According to Budelmann, Hinman — an Army veteran who served in Afghanistan — allegedly failed drug tests and was suspected of stealing from his fellow soldiers to purchase drugs. Budelmann said Hinman continued to lie after attending rehab by claiming he had spent time with his daughters.

In a written statement, the Blaisdells said their late daughter had tried to help Hinman, the son-in-law the grieving parents said they still love. The Blaisdells asked Leone to incarcerate Hinman and force him to face the consequences of his actions.

Because if Hinman does not improve, the Blaisdells said it will be impossible to explain Hinman's actions to his daughters, whom they are raising.

"We cannot explain why daddy has taken the path he has," the Port Byron couple wrote.

Hinman's attorney, Rome Canzano, took exception to Budelmann's comments.

Rebuffing Budelmann's statements about his client's alleged, uncharged crimes, Canzano said he felt the Blaisdells blamed Hinman for their daughter's death — a statement that made many of Jenna Hinman's loved ones seated in the courtroom cry harder.

"We can make the same baseless accusations that they are making," Canzano said.

With that, Budelmann objected to Canzano's statements — leading both attorneys to voice their displeasure to the judge.

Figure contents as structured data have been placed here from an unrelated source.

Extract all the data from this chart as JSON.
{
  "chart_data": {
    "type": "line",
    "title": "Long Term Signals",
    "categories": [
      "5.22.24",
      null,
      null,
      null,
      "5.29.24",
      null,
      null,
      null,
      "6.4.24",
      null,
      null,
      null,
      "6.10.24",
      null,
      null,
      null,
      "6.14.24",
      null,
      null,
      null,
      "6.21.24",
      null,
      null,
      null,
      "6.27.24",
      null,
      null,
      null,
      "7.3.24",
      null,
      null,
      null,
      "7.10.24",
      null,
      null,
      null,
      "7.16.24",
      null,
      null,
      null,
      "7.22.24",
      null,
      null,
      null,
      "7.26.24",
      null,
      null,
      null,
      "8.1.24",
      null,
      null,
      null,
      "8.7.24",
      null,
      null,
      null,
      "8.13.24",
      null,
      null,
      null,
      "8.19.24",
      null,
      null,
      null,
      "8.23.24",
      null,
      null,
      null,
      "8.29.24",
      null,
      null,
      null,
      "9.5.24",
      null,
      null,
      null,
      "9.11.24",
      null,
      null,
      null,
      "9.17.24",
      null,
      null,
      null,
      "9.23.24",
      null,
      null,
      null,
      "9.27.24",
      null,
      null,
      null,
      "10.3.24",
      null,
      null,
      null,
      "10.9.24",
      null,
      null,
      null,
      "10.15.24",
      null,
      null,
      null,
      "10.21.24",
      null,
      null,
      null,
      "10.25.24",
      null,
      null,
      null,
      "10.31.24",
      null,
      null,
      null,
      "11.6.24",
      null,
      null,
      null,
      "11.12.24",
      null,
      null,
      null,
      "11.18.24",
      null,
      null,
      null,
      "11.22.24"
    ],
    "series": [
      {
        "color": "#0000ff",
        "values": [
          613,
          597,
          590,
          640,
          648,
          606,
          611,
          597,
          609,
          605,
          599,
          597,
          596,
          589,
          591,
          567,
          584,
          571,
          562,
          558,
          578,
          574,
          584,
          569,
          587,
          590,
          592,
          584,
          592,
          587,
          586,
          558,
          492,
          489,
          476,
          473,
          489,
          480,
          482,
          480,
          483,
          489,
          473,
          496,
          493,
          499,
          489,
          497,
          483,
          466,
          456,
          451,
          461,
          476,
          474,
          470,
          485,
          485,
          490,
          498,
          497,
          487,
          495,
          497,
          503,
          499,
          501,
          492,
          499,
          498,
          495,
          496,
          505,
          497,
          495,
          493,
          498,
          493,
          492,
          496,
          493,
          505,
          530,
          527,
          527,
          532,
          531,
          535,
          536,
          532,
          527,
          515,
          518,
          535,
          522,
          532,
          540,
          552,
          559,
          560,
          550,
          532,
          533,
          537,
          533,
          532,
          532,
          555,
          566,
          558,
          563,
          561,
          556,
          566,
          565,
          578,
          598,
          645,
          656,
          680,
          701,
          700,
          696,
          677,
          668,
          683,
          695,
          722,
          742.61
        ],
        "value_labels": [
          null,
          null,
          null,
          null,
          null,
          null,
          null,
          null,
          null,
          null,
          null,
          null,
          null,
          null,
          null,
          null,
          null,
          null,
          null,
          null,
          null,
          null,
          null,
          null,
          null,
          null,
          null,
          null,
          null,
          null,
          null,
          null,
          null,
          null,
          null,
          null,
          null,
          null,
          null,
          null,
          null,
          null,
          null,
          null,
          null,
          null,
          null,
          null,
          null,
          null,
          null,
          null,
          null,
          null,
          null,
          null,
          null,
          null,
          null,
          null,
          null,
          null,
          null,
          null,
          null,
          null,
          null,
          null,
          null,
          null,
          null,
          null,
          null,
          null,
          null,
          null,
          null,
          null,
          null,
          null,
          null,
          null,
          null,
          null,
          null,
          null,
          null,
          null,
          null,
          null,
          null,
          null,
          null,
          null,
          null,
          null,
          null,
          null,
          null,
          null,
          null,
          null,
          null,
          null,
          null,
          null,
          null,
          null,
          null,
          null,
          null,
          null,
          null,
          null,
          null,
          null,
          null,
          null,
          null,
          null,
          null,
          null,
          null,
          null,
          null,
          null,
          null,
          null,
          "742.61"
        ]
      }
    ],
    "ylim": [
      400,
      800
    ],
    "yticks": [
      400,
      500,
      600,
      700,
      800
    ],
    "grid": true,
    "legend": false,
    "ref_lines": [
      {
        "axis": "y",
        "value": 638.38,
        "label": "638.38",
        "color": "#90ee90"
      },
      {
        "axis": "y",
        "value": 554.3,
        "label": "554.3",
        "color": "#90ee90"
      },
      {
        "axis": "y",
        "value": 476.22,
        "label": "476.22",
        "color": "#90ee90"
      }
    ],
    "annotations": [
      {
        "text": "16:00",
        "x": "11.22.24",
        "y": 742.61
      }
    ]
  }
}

When Leone instructed the attorneys to stop speaking, Canzano raised a question.

"We were just accused of additional crimes, were we not?" he asked.

"He's the one that's here for sentencing," Leone said of Hinman, "not them."

Moving forward, Canzano described his client's character. He said Hinman is a veteran who defended his country and grieves every day for the loss of his wife. Sending a suffering man with a drug addiction behind bars would not help, Canzano said.

"He needs treatment," Canzano said. "Now we're asking that he be jailed, incarcerated, put in a cage, as if that's going to help."

Budelmann, in response to Canzano's comments, reiterated his objections to blaming the Blaisdells for Hinman's actions.

"To try to cast blame on anyone other than himself is to deflect," Budelmann said of Hinman. "We have given him chance after chance after chance ... to be the man that we all want him to be, but has not been."

When given a chance to speak for himself, Hinman said the thefts were his "full responsibility." He said he hoped to repair his relationships with his family — including the Blaisdells.

When speaking about the mother of his children, Hinman's voice wavered.

"My wife," he said, pausing to compose himself, "knows who I am, and I miss her every day."

After nearly an hour's worth of comments from the attorneys, the Blaisdells and Hinman, Judge Leone said that while Hinman appeared to feel remorseful, Hinman's actions —particularly his failure to spend time with his daughters or pay restitution — rendered Hinman's insistence that he was a changed man "just words."

"It's very easy to put a father in jail who hasn't been a father to these kids," Leone said. "You've got two living, breathing daughters who are your only connection to your wife, and you don't visit them."

So with a straight-probation sentence no longer an option, Leone gave Hinman a choice.

Hinman could serve shock probation with the understanding that, if he failed to complete drug treatment court or violated probation, Hinman would face serving 2 1/3 to seven years in prison. Or, Hinman could serve one to three years in prison — avoiding probation.

His legs jiggling nervously, Hinman opted to give shock probation a try.

So, with dozens of his and his wife's loved ones tearfully watching, Hinman was handcuffed and taken into custody. In addition to jail time and probation, Hinman was ordered to pay $45,300 restitution and complete drug treatment court.

Hinman agreed to have his $2,500 cash bail put towards restitution.